Security +, only two results of vulnerability emerged. They included;

• CVE-2013-1215: A Virtual Private Network for clients within the adaptive components of Cisco devices with Adaptive Security Appliances (ASA), code 5505, and associated features permit local users to achieve privileged access to vectors with limited specifications including Bug ID CSCuf85295.
• The Cisco-type Security Appliances within the (ASA) 5500 category and devices with operational softwares ranging from 8.2(3) backward may allow the passage of packets before the tools load their security configurations. As such, the feature may allow remote users to bypass the security protocols by issuing significant network and traffic data before the device starts up to initiate bugs like Bug ID CSCsy86769 (Subramanian, 2015).

 

 

 

 

 

 

 

References

Murshed, S. M. (2017). An investigation of software vulnerabilities in open source software

projects using data from publicly-available online sources (Doctoral dissertation, Carleton University).
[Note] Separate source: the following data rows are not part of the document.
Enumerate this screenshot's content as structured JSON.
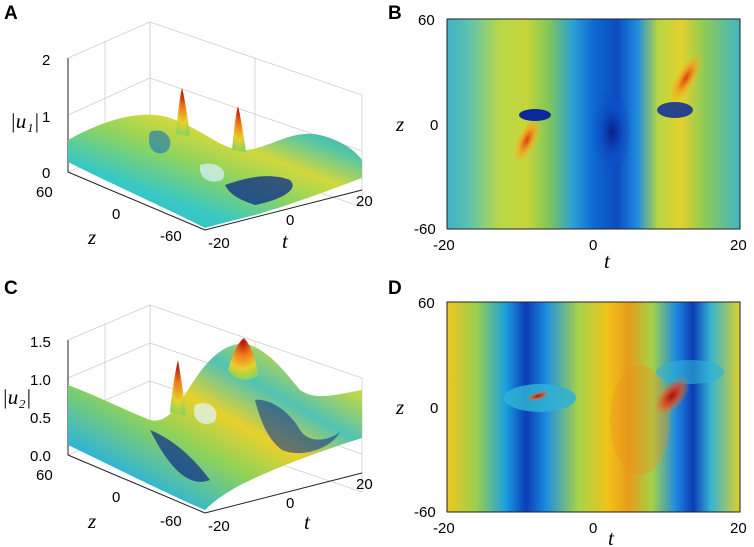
{
  "chart_data": [
    {
      "panel": "A",
      "type": "surface3d",
      "zlabel": "|u₁|",
      "xlabel": "t",
      "ylabel": "z",
      "x_ticks": [
        "-20",
        "0",
        "20"
      ],
      "y_ticks": [
        "-60",
        "0",
        "60"
      ],
      "z_ticks": [
        "0",
        "1",
        "2"
      ],
      "xlim": [
        -20,
        20
      ],
      "ylim": [
        -60,
        60
      ],
      "zlim": [
        0,
        2
      ]
    },
    {
      "panel": "B",
      "type": "heatmap",
      "xlabel": "t",
      "ylabel": "z",
      "x_ticks": [
        "-20",
        "0",
        "20"
      ],
      "y_ticks": [
        "60",
        "0",
        "-60"
      ],
      "xlim": [
        -20,
        20
      ],
      "ylim": [
        -60,
        60
      ]
    },
    {
      "panel": "C",
      "type": "surface3d",
      "zlabel": "|u₂|",
      "xlabel": "t",
      "ylabel": "z",
      "x_ticks": [
        "-20",
        "0",
        "20"
      ],
      "y_ticks": [
        "-60",
        "0",
        "60"
      ],
      "z_ticks": [
        "0.0",
        "0.5",
        "1.0",
        "1.5"
      ],
      "xlim": [
        -20,
        20
      ],
      "ylim": [
        -60,
        60
      ],
      "zlim": [
        0,
        1.5
      ]
    },
    {
      "panel": "D",
      "type": "heatmap",
      "xlabel": "t",
      "ylabel": "z",
      "x_ticks": [
        "-20",
        "0",
        "20"
      ],
      "y_ticks": [
        "60",
        "0",
        "-60"
      ],
      "xlim": [
        -20,
        20
      ],
      "ylim": [
        -60,
        60
      ]
    }
  ]
}
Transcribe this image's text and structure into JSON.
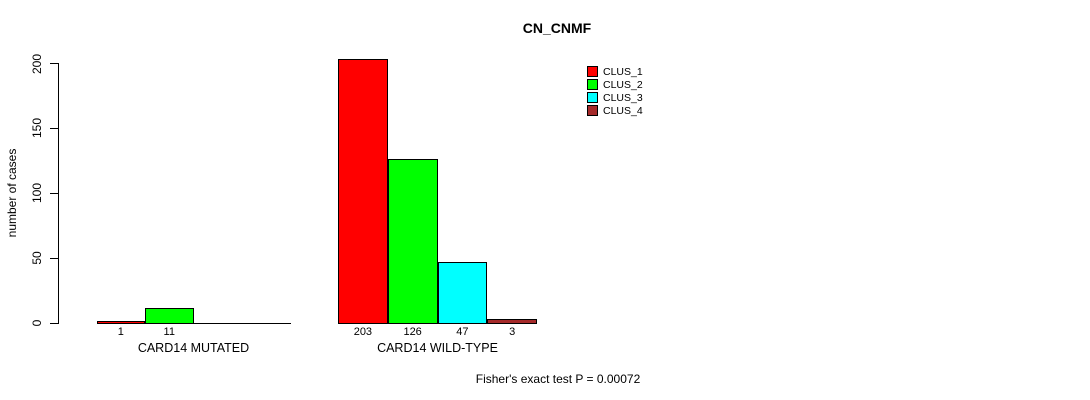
{
  "chart_data": {
    "type": "bar",
    "title": "CN_CNMF",
    "ylabel": "number of cases",
    "xlabel": "",
    "ylim": [
      0,
      200
    ],
    "yticks": [
      0,
      50,
      100,
      150,
      200
    ],
    "grid": false,
    "legend_position": "top-right",
    "categories": [
      "CARD14 MUTATED",
      "CARD14 WILD-TYPE"
    ],
    "series": [
      {
        "name": "CLUS_1",
        "color": "#FF0000",
        "values": [
          1,
          203
        ]
      },
      {
        "name": "CLUS_2",
        "color": "#00FF00",
        "values": [
          11,
          126
        ]
      },
      {
        "name": "CLUS_3",
        "color": "#00FFFF",
        "values": [
          0,
          47
        ]
      },
      {
        "name": "CLUS_4",
        "color": "#A52A2A",
        "values": [
          0,
          3
        ]
      }
    ],
    "bar_value_labels": [
      [
        "1",
        "11",
        "",
        ""
      ],
      [
        "203",
        "126",
        "47",
        "3"
      ]
    ],
    "annotation": "Fisher's exact test P = 0.00072"
  }
}
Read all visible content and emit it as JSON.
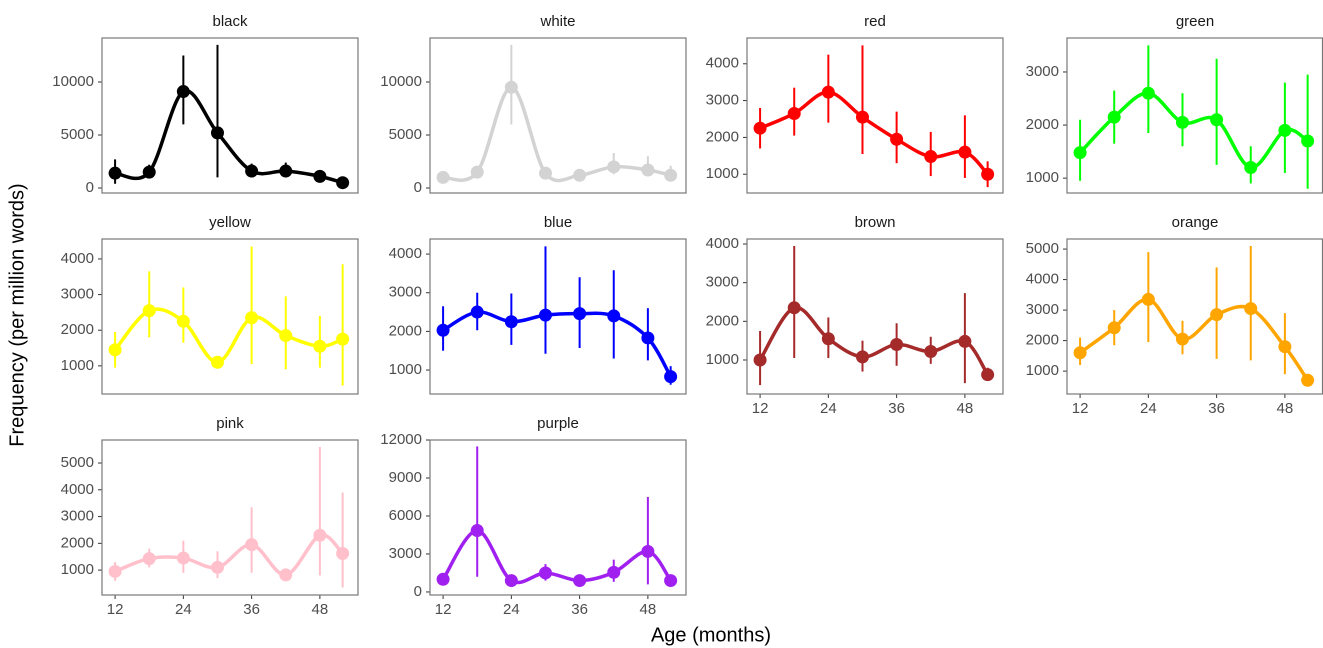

Perez-Botero, D., Szefer, J., & Lee, R. B. (2013, May). Characterizing hypervisor vulnerabilities

in cloud computing servers. In Proceedings of the 2013 international workshop on Security in cloud computing (pp. 3-10).

Subramanian, P. (2015). Security Content Metadata Model with an Efficient Search

Methodology for Real-Time Monitoring and Threat Intelligence. Retrieved 12(04), 2017.